El Consulado de Chile en Miami ha confirmado la trágica muerte de Erin Victoria Ko Han, una niña chilena de 13 años, resultante de un accidente acuático ocurrido en la bahía de Biscayne, en el estado de Florida, Estados Unidos. Según informes de ADN, el incidente se produjo el lunes y se trata de una tragedia que también involucró a otra menor, una niña argentina de 7 años, que perdió la vida en las mismas circunstancias. Las autoridades locales están investigando el accidente, que ha dejado a la comunidad hispana y al consulado en estado de duelo.
Erin, quien era de ascendencia coreana, se había mudado a Miami con su familia a principios de este año y estaba en proceso de adaptación a su nuevo entorno. Fue trasladada de urgencia al Centro de Trauma Ryder del Hospital Jackson Memorial tras el accidente, donde los equipos médicos realizaron esfuerzos intensivos para salvar su vida, pero desafortunadamente fue declarada muerta. Esta trágica noticia ha causado un gran impacto entre sus seres queridos y amigos, quienes están en estado de shock.
De manera inmediata, el Colegio San Pedro Nolasco de Vitacura, donde Erin había estudiado desde 2016 hasta 2024, emitió un comunicado lamentando la pérdida. La institución educativa ha organizado una misa en memoria de Erin, que se llevará a cabo el jueves 31 de julio, donde se espera que se reúnan familiares, amigos, profesores y compañeros. Desde el colegio han expresado su compromiso de apoyar a la comunidad nolasquina en este momento tan difícil, uniendo esfuerzos en oración por el eterno descanso de la joven.
La noticia de la muerte de Erin ha reverberado profundamente en la comunidad chilena y argentina en Miami, así como en su país de origen, Chile, donde los medios reportan con gran sensibilidad la tragedia. La combinación del clima de verano en Florida y la cultura de actividades náuticas ha llevado a reflexiones sobre la seguridad en el agua. Este accidente, al ser una tragedia compartida por ambas familias, ha generado un sentido de unidad en el dolor, llamando a la empatía y el apoyo mutuo.

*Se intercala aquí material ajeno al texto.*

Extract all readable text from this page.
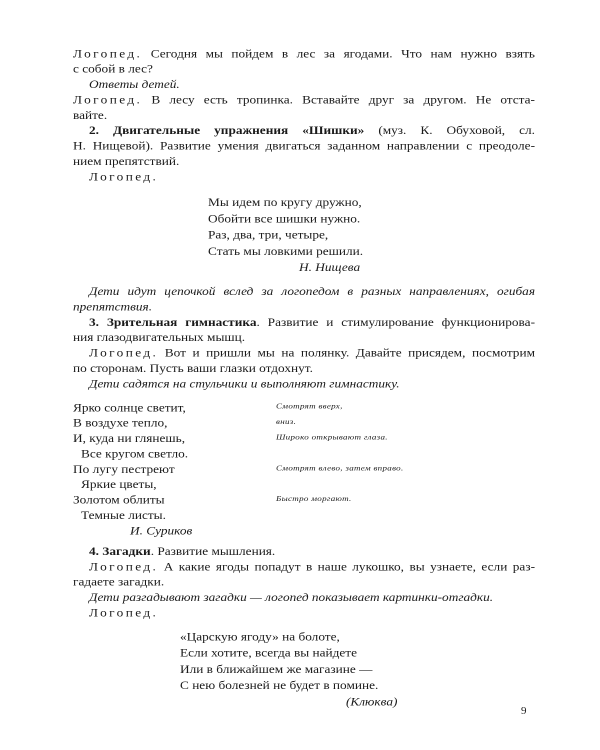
Логопед. Сегодня мы пойдем в лес за ягодами. Что нам нужно взять
с собой в лес?
Ответы детей.
Логопед. В лесу есть тропинка. Вставайте друг за другом. Не отста-
вайте.
2. Двигательные упражнения «Шишки» (муз. К. Обуховой, сл.
Н. Нищевой). Развитие умения двигаться заданном направлении с преодоле-
нием препятствий.
Логопед.
Мы идем по кругу дружно,
Обойти все шишки нужно.
Раз, два, три, четыре,
Стать мы ловкими решили.
Н. Нищева
Дети идут цепочкой вслед за логопедом в разных направлениях, огибая
препятствия.
3. Зрительная гимнастика. Развитие и стимулирование функционирова-
ния глазодвигательных мышц.
Логопед. Вот и пришли мы на полянку. Давайте присядем, посмотрим
по сторонам. Пусть ваши глазки отдохнут.
Дети садятся на стульчики и выполняют гимнастику.
Ярко солнце светит,
В воздухе тепло,
И, куда ни глянешь,
Все кругом светло.
По лугу пестреют
Яркие цветы,
Золотом облиты
Темные листы.
И. Суриков
Смотрят вверх,
вниз.
Широко открывают глаза.
Смотрят влево, затем вправо.
Быстро моргают.
4. Загадки. Развитие мышления.
Логопед. А какие ягоды попадут в наше лукошко, вы узнаете, если раз-
гадаете загадки.
Дети разгадывают загадки — логопед показывает картинки-отгадки.
Логопед.
«Царскую ягоду» на болоте,
Если хотите, всегда вы найдете
Или в ближайшем же магазине —
С нею болезней не будет в помине.
(Клюква)
9
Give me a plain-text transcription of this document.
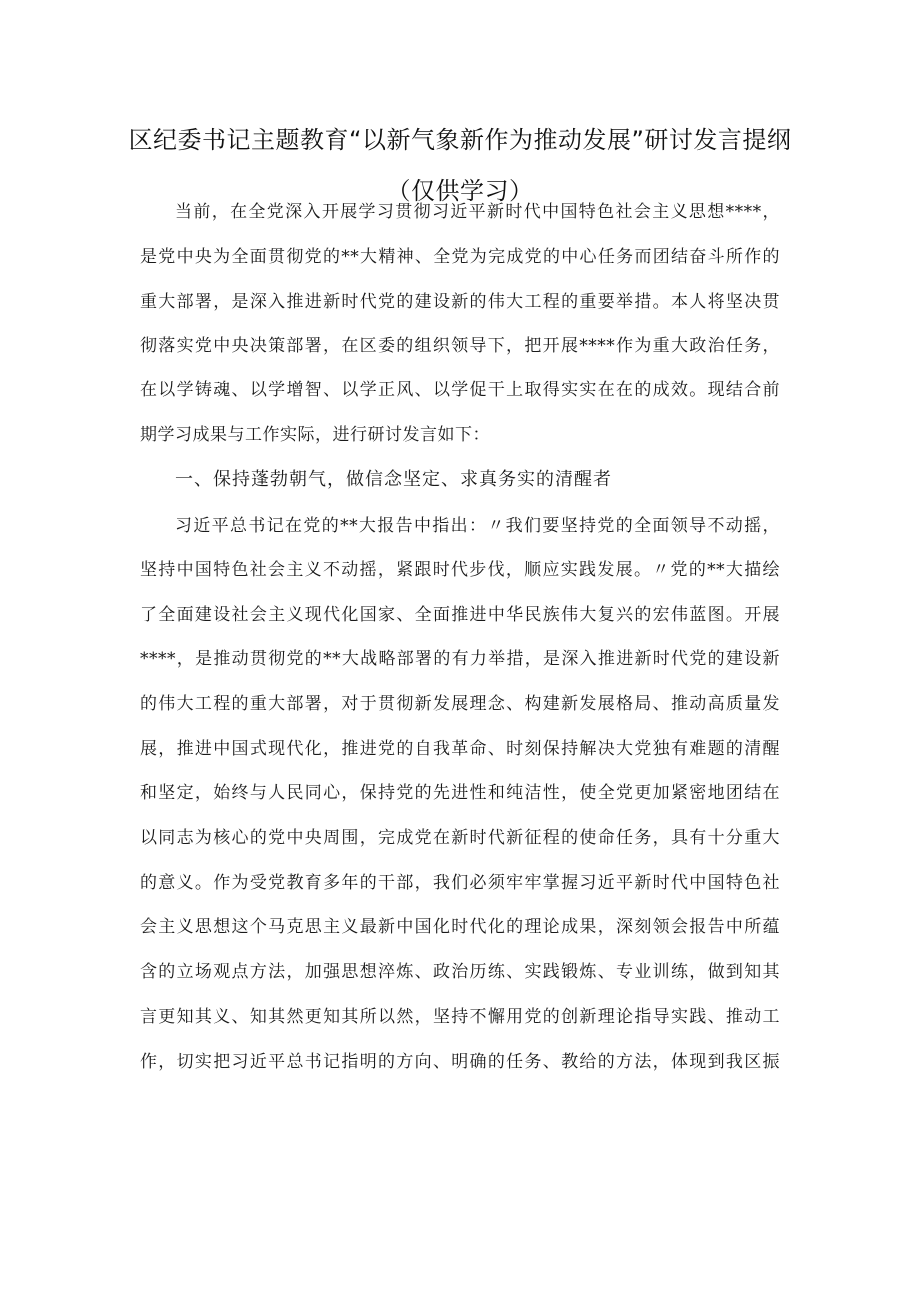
区纪委书记主题教育“以新气象新作为推动发展”研讨发言提纲
（仅供学习）
当前，在全党深入开展学习贯彻习近平新时代中国特色社会主义思想****，
是党中央为全面贯彻党的**大精神、全党为完成党的中心任务而团结奋斗所作的
重大部署，是深入推进新时代党的建设新的伟大工程的重要举措。本人将坚决贯
彻落实党中央决策部署，在区委的组织领导下，把开展****作为重大政治任务，
在以学铸魂、以学增智、以学正风、以学促干上取得实实在在的成效。现结合前
期学习成果与工作实际，进行研讨发言如下：
一、保持蓬勃朝气，做信念坚定、求真务实的清醒者
习近平总书记在党的**大报告中指出：〃我们要坚持党的全面领导不动摇，
坚持中国特色社会主义不动摇，紧跟时代步伐，顺应实践发展。〃党的**大描绘
了全面建设社会主义现代化国家、全面推进中华民族伟大复兴的宏伟蓝图。开展
****，是推动贯彻党的**大战略部署的有力举措，是深入推进新时代党的建设新
的伟大工程的重大部署，对于贯彻新发展理念、构建新发展格局、推动高质量发
展，推进中国式现代化，推进党的自我革命、时刻保持解决大党独有难题的清醒
和坚定，始终与人民同心，保持党的先进性和纯洁性，使全党更加紧密地团结在
以同志为核心的党中央周围，完成党在新时代新征程的使命任务，具有十分重大
的意义。作为受党教育多年的干部，我们必须牢牢掌握习近平新时代中国特色社
会主义思想这个马克思主义最新中国化时代化的理论成果，深刻领会报告中所蕴
含的立场观点方法，加强思想淬炼、政治历练、实践锻炼、专业训练，做到知其
言更知其义、知其然更知其所以然，坚持不懈用党的创新理论指导实践、推动工
作，切实把习近平总书记指明的方向、明确的任务、教给的方法，体现到我区振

Este fin de semana, se espera que varios miembros de la comunidad se reúnan en diferentes vigilias para honrar la memoria de Erin y sus seres queridos, en un acto solidario que trasciende fronteras. Mientras tanto, las autoridades continúan investigando las circunstancias exactas del accidente, buscando proporcionar respuestas que quizás sirvan para prevenir futuros incidentes similares y mejorar la seguridad acuática en la región. El dolor por las vidas perdidas no solo impacta a las familias directas involucradas, sino que también resuena en el corazón de una comunidad que se esfuerza por sanar y recordar.